I HAVE been for fifty years, by God’s grace, acting on the principle of Christian giving according to the Scriptures, and I cannot tell you the abundance of spiritual blessing I have received to my own soul through acting thus; that is, seeking to be a cheerful giver; seeking to give as God has been pleased to prosper me.
I began when I had comparatively very, very little to spare; but as I gave, God increased my ability to give more and more: until at last God has been pleased, in the riches of His grace, to condescend to use a poor worthless worm like me, and has entrusted me year by year with very large sums to expend. Many beloved saints are depriving themselves of wondrous spiritual blessing by not giving as stewards what is entrusted to them. They act as if it were all their own, as if all belonged to them, as if already they were in possession of the inheritance incorruptible and undefiled; forgetting that they have nothing whatever which is their own, that they are bought by the precious blood of Christ, and all they possess—their bodily strength, their time, their talents, their business, their professions, their eyes, their hands, their feet, all belong to the Lord Jesus Christ; because He has bought them with His precious blood.

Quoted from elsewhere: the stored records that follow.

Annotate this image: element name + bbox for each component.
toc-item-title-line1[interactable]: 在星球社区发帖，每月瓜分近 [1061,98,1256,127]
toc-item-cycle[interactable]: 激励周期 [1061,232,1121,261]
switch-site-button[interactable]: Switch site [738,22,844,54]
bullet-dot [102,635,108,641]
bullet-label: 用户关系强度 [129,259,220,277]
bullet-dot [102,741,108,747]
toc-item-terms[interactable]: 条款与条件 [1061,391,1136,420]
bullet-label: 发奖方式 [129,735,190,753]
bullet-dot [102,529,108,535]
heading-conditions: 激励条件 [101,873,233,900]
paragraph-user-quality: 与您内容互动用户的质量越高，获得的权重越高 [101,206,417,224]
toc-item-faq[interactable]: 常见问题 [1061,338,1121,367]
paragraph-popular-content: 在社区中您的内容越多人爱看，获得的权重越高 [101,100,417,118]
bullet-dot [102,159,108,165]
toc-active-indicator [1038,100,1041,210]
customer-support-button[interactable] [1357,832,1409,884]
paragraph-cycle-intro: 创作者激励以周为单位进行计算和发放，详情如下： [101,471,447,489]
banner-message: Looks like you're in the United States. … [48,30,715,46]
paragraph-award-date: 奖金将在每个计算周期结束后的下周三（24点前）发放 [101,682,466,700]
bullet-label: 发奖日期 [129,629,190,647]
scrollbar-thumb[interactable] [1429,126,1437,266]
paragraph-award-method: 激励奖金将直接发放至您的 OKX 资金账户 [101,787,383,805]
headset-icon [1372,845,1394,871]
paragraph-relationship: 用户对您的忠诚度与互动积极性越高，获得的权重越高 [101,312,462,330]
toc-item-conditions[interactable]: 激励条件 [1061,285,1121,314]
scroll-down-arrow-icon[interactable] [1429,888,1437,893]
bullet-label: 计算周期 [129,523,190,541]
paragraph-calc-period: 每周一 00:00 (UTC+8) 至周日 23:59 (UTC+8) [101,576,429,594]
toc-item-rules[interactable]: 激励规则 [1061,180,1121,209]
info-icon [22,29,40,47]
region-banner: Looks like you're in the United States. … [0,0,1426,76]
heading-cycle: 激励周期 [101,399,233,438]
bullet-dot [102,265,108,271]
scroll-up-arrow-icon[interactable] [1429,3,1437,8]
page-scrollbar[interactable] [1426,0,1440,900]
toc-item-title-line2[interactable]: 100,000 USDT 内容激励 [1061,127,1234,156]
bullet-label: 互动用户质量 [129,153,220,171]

Therefore may I affectionately beseech and entreat my beloved Christian friends to take this to heart, and consider that hitherto they have been depriving themselves of vast spiritual blessings, because they have not followed the principles of giving systematically, and giving as God prospers them, and according to a plan; not merely just according to impulse—not as they are moved by a missionary or charity sermon, but systematically and habitually giving on principle, just as God enables them. If He entrusts to them one pound to give accordingly a proportion; if they are left a legacy of a thousand pounds, to give accordingly; if He entrusts them with ten thousand pounds, or whatever it might be, to give accordingly. Oh, my brethren, I believe if we realized the blessing, we would give thus on principle; and, if so, we should give a hundred times more than we do now.
Just as we are constrained by the love of Christ, so God condescends to use us; and as we give, He is pleased to entrust to us more and more. It is impossible for us to say to what amount God may entrust us, or how largely He may give unto us the joy and honour, the precious privilege, of communicating to others.
And here allow me to refer to my own experience. The first year I began giving, God entrusted me with about fifty pounds; but this afterwards increased, until now He has entrusted me with about two thousand pounds a year. The poor man George Müller, known by everybody as a poor man, who is this very day as a poor man, who stands before you a poor man, and yet by the grace of God has been enabled to give about forty thousand pounds sterling—that is altogether since I began.
Of late, God has allowed me to receive one legacy after another, and that sometimes two thousand and even three thousand a year have I been enabled to give; and see the blessedness, the privilege, the wondrous honour, that a poor man as I am should thus be entrusted by Him! By the grace of God I desire to be nothing but poor. I wish to be nothing else than a poor man, having nothing, no house of my own, no money in the Funds, not an acre of land—a poor man all together; day by day waiting on God for all I need, the very clothes that I wear. I wait on God for everything, and yet He has allowed me the great honour and blessed privilege of giving more than forty thousand pounds sterling within the last fifty years. I began in the year 1830 to live thus as steward for the Lord. In the little way I could I gave, but God increased my ability more and more, until now He is allowing me to give in His service, year by year, two or three thousand pounds. Now, why do I say it? To encourage the hearts of my beloved brethren to seek to give systematically. If you have not done so hitherto, do begin now. It is a blessed thing for the soul, it is a blessed thing for your purse and God will entrust to you more and more.
Now I do not say imitate me, George Müller; but I say, seek to give, if it be ever so little, to give systematically; if it be only the twentieth part of your income, give systematically, and you will find a blessing to your soul; and the blessing with regard to stewardship will be such that you will be encouraged more and more to go on in this way.